By: | Mumbai | Updated: March 4, 2015 2:33 PM
Union Budget 2015, Union Budget, Budget 2015, Arun Jaitley, tax incentives, Crisil, social media, service tax, individuals ‘Individuals’ gave thumbs down to Finance Minister Arun Jaitley’s maiden full-year Budget for its absence of tax incentives, said ratings agency Crisil’s social media analysis.

‘Individuals’ gave thumbs down to Finance Minister Arun Jaitley’s maiden full-year Budget for its absence of tax incentives, ratings agency Crisil’s social media analysis said today.

“Individuals were the most negative on the Budget, lamenting failure to meet expectations on tax benefits even as he increased service tax rates,” Crisil said in findings of a post-Budget social media analysis.

The ‘individuals’ category was closely followed by the category of ‘distinguished citizens’ with 34.7 per cent expressing dissent against the Budget and the ‘inlfuencers’ stood at 32.3 per cent.

Interestingly, political and social activists at 30.2 per cent were trailing the above three categories when it comes to voicing critical views about the Budget, the survey showed.

Crisil analysed over 37,000 users from categories that also included economic experts, media and businesses, and 1.89 lakh comments or mentions on social media platforms such as Facebook, Twitter and blogs for 12 hours after the presentation of the Budget.

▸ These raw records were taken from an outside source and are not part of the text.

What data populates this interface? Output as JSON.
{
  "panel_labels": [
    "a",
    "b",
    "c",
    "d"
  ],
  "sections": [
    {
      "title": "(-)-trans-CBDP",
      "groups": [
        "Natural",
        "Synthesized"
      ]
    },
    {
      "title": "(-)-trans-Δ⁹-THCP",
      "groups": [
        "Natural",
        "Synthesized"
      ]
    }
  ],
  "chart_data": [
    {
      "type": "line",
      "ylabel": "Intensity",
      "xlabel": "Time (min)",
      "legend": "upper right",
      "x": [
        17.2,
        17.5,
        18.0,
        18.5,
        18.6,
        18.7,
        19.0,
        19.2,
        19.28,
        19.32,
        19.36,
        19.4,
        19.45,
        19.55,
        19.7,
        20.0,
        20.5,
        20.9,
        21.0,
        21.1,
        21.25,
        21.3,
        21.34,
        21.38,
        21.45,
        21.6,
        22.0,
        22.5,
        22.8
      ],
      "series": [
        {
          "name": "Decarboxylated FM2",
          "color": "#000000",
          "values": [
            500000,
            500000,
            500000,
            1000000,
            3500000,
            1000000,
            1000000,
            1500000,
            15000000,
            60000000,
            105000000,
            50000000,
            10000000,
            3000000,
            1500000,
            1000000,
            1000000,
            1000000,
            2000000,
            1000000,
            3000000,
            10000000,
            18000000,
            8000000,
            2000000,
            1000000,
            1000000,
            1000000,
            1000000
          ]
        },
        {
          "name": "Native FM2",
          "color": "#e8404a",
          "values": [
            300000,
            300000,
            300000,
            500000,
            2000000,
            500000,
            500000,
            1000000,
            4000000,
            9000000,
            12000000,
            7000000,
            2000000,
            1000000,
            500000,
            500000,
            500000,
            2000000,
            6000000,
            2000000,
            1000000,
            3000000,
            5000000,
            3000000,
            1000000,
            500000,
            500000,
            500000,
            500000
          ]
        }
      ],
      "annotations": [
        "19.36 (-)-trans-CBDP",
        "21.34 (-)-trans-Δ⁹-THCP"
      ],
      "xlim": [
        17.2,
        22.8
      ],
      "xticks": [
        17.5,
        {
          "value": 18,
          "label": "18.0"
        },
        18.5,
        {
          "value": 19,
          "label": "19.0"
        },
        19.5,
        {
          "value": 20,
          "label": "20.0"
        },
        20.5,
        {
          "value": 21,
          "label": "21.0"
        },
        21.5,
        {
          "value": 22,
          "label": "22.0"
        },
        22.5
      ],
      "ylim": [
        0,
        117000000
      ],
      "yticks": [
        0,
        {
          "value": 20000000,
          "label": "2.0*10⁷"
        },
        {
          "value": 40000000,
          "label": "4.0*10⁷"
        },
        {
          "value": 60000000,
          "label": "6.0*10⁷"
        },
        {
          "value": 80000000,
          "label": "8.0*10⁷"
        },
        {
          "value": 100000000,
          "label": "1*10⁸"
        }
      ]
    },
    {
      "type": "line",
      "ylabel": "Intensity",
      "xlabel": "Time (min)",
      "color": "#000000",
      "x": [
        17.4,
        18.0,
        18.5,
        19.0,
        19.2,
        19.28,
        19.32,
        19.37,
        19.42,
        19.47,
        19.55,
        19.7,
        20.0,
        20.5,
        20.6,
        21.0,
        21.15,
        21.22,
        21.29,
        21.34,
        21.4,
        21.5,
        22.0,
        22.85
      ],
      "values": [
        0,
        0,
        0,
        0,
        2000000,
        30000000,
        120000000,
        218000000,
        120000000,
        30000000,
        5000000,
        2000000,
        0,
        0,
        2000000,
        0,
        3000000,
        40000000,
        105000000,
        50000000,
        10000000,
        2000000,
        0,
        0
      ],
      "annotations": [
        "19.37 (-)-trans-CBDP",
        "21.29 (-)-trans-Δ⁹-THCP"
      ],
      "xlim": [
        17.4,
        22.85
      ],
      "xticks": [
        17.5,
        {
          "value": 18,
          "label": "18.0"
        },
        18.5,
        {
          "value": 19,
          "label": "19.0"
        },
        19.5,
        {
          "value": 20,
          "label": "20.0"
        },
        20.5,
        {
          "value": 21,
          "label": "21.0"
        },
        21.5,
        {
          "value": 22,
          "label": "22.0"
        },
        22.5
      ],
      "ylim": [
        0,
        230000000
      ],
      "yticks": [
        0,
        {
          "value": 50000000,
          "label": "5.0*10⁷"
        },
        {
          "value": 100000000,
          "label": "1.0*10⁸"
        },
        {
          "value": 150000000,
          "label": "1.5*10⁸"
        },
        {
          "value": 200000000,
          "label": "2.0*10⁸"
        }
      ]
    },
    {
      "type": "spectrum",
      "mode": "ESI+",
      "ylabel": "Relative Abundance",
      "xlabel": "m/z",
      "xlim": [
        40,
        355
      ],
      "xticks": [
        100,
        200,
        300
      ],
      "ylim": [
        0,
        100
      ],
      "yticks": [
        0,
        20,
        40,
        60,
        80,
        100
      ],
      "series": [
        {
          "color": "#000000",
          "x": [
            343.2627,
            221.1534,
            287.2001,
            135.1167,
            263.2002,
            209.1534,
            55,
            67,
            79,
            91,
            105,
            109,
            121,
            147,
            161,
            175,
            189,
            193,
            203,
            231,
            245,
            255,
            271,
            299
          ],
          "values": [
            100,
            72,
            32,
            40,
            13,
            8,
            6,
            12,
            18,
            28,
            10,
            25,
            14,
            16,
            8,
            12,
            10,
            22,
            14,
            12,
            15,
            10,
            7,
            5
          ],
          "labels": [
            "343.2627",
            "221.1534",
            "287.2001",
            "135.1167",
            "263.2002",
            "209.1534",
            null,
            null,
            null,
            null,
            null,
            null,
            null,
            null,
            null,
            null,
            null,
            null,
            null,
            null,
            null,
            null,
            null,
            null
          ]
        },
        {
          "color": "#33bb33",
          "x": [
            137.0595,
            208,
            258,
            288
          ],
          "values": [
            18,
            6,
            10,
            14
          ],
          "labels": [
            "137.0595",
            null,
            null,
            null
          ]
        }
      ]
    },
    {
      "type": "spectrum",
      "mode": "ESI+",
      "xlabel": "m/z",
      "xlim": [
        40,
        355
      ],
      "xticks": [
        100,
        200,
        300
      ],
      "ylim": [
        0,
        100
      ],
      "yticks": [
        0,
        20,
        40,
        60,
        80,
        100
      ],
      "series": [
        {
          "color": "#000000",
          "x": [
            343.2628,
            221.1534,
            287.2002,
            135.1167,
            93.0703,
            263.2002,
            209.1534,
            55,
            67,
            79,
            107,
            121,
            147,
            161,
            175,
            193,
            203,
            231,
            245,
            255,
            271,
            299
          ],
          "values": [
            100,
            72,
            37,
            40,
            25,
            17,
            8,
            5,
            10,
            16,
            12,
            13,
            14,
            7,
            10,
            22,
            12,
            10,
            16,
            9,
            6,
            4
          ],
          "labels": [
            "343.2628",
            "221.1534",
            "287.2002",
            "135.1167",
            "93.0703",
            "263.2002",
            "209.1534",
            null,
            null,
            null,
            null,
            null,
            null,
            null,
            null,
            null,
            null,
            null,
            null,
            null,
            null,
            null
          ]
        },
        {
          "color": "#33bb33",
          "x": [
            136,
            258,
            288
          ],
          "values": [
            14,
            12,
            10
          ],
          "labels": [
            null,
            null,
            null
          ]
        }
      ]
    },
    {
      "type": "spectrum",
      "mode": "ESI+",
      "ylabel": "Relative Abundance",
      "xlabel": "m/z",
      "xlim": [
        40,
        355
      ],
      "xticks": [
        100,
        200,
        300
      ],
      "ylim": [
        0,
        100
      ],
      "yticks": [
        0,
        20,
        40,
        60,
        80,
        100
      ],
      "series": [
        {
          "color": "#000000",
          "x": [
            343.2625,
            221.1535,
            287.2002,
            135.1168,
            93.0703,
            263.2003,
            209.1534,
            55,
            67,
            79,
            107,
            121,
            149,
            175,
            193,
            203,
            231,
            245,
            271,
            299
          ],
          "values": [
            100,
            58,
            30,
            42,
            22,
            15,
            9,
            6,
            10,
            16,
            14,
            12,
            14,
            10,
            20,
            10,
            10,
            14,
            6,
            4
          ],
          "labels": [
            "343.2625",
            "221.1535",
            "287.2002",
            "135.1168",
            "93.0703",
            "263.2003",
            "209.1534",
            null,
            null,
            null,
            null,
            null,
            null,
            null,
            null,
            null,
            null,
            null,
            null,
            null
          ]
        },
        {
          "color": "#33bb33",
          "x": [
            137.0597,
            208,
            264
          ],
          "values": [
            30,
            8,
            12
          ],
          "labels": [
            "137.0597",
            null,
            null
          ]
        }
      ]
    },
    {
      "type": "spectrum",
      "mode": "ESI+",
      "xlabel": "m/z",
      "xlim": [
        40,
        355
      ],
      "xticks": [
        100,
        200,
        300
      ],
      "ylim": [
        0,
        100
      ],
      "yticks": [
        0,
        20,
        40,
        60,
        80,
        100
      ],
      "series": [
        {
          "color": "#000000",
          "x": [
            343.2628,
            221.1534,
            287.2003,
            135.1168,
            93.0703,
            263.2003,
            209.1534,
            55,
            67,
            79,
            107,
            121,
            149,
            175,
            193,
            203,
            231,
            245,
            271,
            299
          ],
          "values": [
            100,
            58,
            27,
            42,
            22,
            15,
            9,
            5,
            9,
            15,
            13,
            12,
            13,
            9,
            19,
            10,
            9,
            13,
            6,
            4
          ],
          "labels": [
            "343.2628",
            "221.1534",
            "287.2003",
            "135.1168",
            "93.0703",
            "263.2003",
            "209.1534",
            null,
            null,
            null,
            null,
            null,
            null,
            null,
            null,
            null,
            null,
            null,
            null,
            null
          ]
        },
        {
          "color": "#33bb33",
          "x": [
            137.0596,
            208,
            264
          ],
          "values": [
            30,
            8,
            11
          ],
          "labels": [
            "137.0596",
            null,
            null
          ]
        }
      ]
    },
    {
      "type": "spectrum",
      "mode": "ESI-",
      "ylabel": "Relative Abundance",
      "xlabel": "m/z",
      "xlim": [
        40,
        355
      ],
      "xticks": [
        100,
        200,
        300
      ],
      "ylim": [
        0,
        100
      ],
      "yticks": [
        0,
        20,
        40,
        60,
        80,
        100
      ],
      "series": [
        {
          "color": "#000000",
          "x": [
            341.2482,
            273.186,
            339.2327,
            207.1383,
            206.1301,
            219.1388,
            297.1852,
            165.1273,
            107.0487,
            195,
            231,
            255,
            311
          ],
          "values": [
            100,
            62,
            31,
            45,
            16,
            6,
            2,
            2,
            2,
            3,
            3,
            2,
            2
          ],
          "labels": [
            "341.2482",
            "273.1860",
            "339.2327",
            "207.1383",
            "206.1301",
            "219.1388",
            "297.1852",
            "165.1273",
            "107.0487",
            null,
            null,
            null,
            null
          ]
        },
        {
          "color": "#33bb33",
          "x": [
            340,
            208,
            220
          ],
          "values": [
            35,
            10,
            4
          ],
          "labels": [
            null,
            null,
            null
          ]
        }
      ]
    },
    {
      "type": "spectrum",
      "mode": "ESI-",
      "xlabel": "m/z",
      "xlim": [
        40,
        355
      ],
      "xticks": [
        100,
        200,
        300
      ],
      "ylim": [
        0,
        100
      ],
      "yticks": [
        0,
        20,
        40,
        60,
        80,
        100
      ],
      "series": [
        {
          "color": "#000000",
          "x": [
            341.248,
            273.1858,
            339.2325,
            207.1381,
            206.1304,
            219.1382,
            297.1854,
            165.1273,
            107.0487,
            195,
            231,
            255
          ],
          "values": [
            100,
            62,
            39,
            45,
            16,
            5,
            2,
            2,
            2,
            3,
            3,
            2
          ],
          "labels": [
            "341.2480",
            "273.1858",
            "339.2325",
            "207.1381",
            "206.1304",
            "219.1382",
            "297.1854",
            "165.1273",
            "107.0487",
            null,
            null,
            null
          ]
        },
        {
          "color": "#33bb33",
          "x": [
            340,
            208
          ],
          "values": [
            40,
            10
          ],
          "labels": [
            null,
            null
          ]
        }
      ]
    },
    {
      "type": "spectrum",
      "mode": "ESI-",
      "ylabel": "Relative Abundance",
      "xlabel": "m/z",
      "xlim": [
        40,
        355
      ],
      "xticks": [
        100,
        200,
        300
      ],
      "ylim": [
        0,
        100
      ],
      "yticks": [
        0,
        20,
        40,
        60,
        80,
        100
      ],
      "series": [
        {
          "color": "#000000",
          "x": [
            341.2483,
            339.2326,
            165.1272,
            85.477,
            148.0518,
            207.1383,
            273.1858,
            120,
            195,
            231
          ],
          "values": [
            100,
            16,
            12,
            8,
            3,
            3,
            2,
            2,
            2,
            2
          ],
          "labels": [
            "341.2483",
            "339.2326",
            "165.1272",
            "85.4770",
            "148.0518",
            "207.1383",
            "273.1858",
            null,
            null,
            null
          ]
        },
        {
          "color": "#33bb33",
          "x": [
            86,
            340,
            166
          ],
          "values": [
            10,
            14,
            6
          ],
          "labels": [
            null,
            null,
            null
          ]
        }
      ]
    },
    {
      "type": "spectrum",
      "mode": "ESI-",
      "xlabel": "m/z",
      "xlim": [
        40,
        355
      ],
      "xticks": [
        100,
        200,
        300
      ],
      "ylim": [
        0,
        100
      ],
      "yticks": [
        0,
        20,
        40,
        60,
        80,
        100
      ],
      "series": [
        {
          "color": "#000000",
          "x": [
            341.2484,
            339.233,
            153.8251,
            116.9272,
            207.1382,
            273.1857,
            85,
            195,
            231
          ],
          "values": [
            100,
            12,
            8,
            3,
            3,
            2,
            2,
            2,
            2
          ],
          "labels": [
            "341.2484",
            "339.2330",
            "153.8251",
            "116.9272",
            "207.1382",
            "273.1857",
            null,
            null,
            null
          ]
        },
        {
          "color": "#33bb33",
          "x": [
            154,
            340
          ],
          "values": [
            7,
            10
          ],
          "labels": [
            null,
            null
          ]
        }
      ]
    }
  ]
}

On the overall social media sentiment, Crisil said 63.6 per cent of the people analysed are positive on the Budget and the top trends are impact on the middle class and taxes, education, infrastructure and black money.

The ‘individuals’ was the most active category representing 76.7 percent of the profile population and 67.1 percent of the total mentions.

Those in 13-20 age-group spoke mostly on jobs, income and insurance, while corporates, black money, wealth tax, growth, investment, infrastructure and gold were key issues for 21-30-year-olds, and those over 40 spoke on insurance and mediclaim premia, middle-class, pension and social security, in addition to growth.